Review: The Accommodation (2021)
The story surrounding The Accommodation is almost as interesting as the book itself. Originally published in the 1980s, it's a journalistic account of Dallas’s racial politics and how the city’s treatment of black people since the Civil War differs from that of other major cities. But on the eve of its release, the book’s original publisher dropped it. (The author, Jim Schutze, has said the publisher faced backlash from the perception that The Accommodation was ‘anti-Dallas.’) It was picked up by another publisher but then vanished into near obscurity for decades until Deep Vellum republished it in 2021.

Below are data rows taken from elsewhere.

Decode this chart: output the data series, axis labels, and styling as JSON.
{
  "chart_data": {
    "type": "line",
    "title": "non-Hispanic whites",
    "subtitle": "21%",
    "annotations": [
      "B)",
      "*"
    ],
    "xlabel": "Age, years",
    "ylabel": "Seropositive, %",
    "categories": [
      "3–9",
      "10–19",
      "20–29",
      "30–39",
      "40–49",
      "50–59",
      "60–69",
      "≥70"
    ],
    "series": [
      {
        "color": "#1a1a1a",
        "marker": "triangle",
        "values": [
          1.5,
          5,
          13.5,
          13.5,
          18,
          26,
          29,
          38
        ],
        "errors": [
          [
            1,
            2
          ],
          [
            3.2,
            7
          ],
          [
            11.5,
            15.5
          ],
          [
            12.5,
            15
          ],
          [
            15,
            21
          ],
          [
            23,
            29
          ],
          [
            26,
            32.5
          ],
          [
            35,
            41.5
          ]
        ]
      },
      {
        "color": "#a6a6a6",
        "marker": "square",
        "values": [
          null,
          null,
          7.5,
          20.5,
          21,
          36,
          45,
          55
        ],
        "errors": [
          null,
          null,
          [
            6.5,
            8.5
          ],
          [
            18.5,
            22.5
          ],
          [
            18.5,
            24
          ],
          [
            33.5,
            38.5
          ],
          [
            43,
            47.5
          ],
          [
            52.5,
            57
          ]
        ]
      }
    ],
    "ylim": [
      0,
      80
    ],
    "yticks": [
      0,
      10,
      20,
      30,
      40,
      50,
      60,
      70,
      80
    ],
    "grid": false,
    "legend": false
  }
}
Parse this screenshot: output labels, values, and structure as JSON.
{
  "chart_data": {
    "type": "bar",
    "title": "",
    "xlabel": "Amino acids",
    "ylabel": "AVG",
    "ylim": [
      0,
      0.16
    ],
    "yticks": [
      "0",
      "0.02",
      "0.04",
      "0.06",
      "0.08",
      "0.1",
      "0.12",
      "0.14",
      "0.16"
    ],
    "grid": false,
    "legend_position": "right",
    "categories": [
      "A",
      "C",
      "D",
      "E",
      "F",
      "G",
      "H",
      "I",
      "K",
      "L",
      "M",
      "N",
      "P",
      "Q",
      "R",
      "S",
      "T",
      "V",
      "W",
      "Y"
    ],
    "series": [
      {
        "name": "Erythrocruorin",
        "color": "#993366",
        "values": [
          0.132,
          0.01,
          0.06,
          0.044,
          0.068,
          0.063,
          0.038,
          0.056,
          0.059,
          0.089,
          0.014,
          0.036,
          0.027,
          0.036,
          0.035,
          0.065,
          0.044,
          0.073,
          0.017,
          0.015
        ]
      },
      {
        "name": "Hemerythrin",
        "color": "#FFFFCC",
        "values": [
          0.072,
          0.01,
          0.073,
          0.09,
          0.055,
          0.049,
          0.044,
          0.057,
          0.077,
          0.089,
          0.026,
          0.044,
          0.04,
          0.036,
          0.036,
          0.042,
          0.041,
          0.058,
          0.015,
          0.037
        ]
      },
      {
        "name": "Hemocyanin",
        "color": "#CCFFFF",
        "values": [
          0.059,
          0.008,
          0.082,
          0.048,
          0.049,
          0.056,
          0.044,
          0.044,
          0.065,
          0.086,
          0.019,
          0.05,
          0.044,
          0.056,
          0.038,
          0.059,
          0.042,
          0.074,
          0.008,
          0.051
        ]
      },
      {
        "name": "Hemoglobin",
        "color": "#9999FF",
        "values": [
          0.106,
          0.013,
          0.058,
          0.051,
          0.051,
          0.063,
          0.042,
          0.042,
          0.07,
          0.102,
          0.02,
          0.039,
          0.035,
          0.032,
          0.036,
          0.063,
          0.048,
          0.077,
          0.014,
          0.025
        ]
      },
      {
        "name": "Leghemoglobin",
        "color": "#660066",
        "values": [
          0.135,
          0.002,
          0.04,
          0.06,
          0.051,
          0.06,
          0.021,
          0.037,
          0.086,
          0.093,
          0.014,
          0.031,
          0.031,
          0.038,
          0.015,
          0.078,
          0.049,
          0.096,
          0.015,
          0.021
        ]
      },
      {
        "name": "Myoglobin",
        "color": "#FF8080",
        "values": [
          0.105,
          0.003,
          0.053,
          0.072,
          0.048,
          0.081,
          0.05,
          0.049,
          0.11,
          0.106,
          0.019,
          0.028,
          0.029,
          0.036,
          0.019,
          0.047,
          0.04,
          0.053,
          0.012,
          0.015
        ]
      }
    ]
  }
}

Clearly, The Accommodation has a lot of historical significance. And I think everyone in North Texas should read it, even if they’re not specifically interested in Dallas history. There's a lot that’s still relevant to the present: The racist terrorism that Schutze chronicles – the book devotes a lot of space to documenting bombings that white citizens carried out against black homeowners – needs to be much closer to the center of the stories Dallas tells about itself, rather than shoved to the periphery.
That said, the book itself is a real mess.
Though the narrative is vaguely chronological, there is no structure, and Schutze’s presentation of often fascinating, sometimes chilling historical details sometimes feels like a jumbled mess.
It's also somehow both too long and underdeveloped. The book is often unfocused, drifting from its core goal of exploring the politics of race into other subjects, like Dallas’s hysterical anti-communism and the assassination of JFK. But these side narratives never fully connect to Schutze’s main project. At the same time, none of the central characters in Dallas’s history really come into focus either. Schutze seemingly interviewed a lot of the city’s white power brokers and black activists, but most are reduced to talking heads who are quoted at length rather than presented as people with real lives who shaped what Dallas looked like in the 20th century.
Ultimately, The Accommodation felt to me like an important, incomplete piece of history that fails to fully cohere into a book that's actually good.